Before delving into mindful eating, Alex suggests helping yourself feel comfortable and safe in order to be present. “Safety is a prerequisite for mindfulness,” Alex says. You may want to develop self-compassion or do a grounding exercise like noticing the chair you’re sitting in or your feet on the floor, the objects that you see, the cutlery you’re using, or the tree outside the window.

“Our nervous system is constantly asking, am I safe or is there a threat?” Alex explains. “So [by doing this] you’re telling your nervous system there’s no threat here.”

Leave all judgments aside.

A primary part of fostering safety for yourself is removing judgment from what you’re noticing. Internal rules, like labeling certain foods or certain behaviors around food as “good” or ‘bad’, can be a huge barrier to being mindful. When you judge yourself as bad for standing while eating, for example, there’s immediate shame and guilt, which can make it harder to be present because it feels too painful, Alex says. 

But you also shouldn’t pass judgment on yourself for having these internal rules or judgments either. If you find that you hold these rules or have negative thoughts about something—simply take note of it. Acknowledge them by saying aloud or thinking something like, “I notice that I believe this X is unhealthy for me,” then gently redirect your attention back to how the food tastes, smell, feels, and so on.

Start with one, small, mindful eating exercise.

Once you’ve prepared a safe space for you to be present in, you can try applying mindfulness to your eating. Alex and Habtemariam say the practice of mindful eating needs to be individualized for every person. To find out what might make sense for you to try, Habtemariam suggests experimenting with different ways of practicing mindful eating. 

“If something starts feeling like a chore or a rule, it's going to cause more harm,” Habtemariam says. If you find yourself becoming more rigid around the practice and getting frustrated that you’re doing it "wrong" or not as often as you should, Habtemariam recommends cutting down the frequency: Go from every day to just once a day, from once a day to a couple of times a week. Do what works for you. 

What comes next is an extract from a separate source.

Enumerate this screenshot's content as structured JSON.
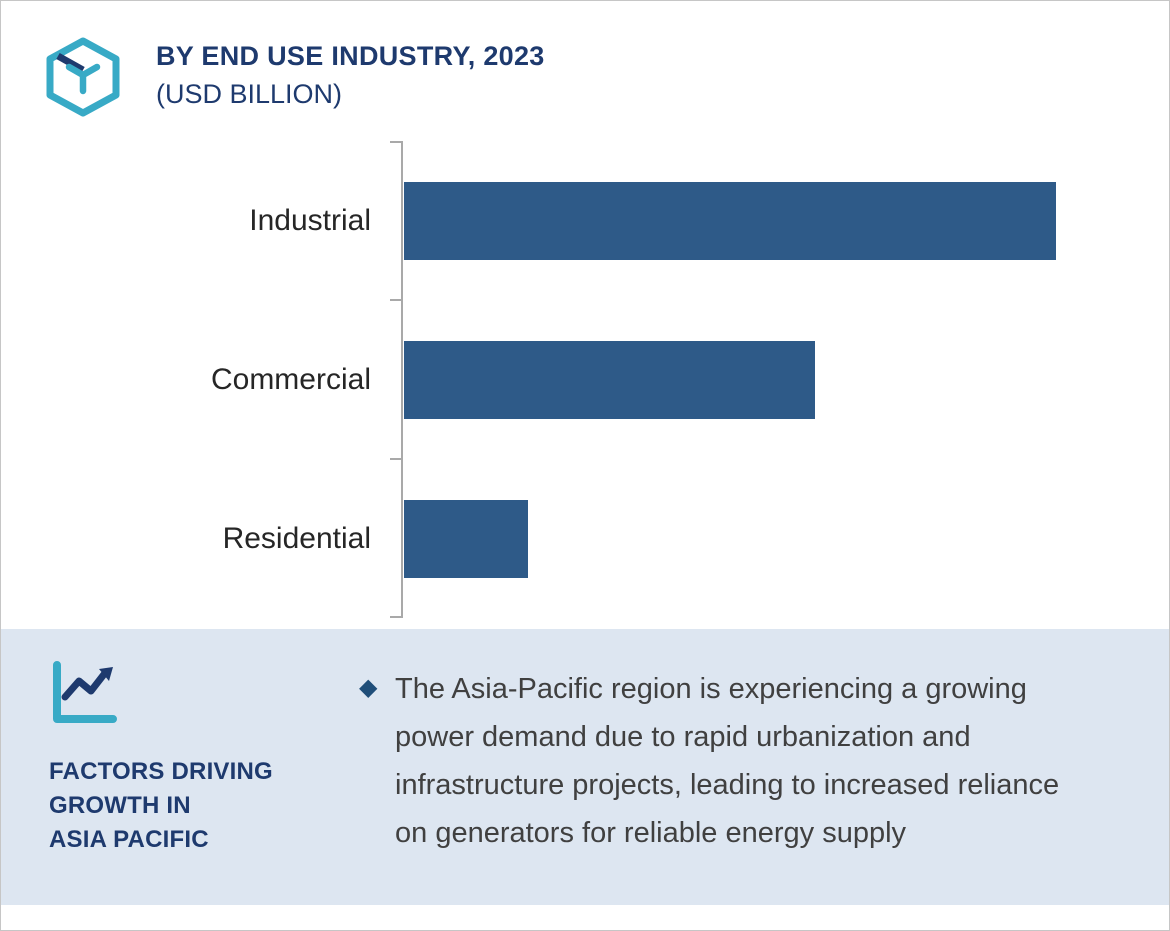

Below, both experts share a few ideas for you to test out:

  • Notice how the food tastes and whether you like it.
  • Take one mindful bite at each meal.
  • Take one deep breath before eating to reorientate yourself to the present moment.
  • Reduce distractions and create a calming environment: Put your phone or reading materials away, turn the TV off, and clear off the kitchen table.
  • Have a visual cue that reminds you to step into mindfulness, like a candle, flower, or plant at your eating space.
  • Notice the texture, mouthfeel, sound, smell, or appearance of the food.
  • Notice that you’re really hungry and that you’re eating at a faster pace—or that you’re not that hungry and that you’re eating at a slower pace.
  • Notice whether you’re standing or sitting while eating.
  • Notice how the food feels in your body.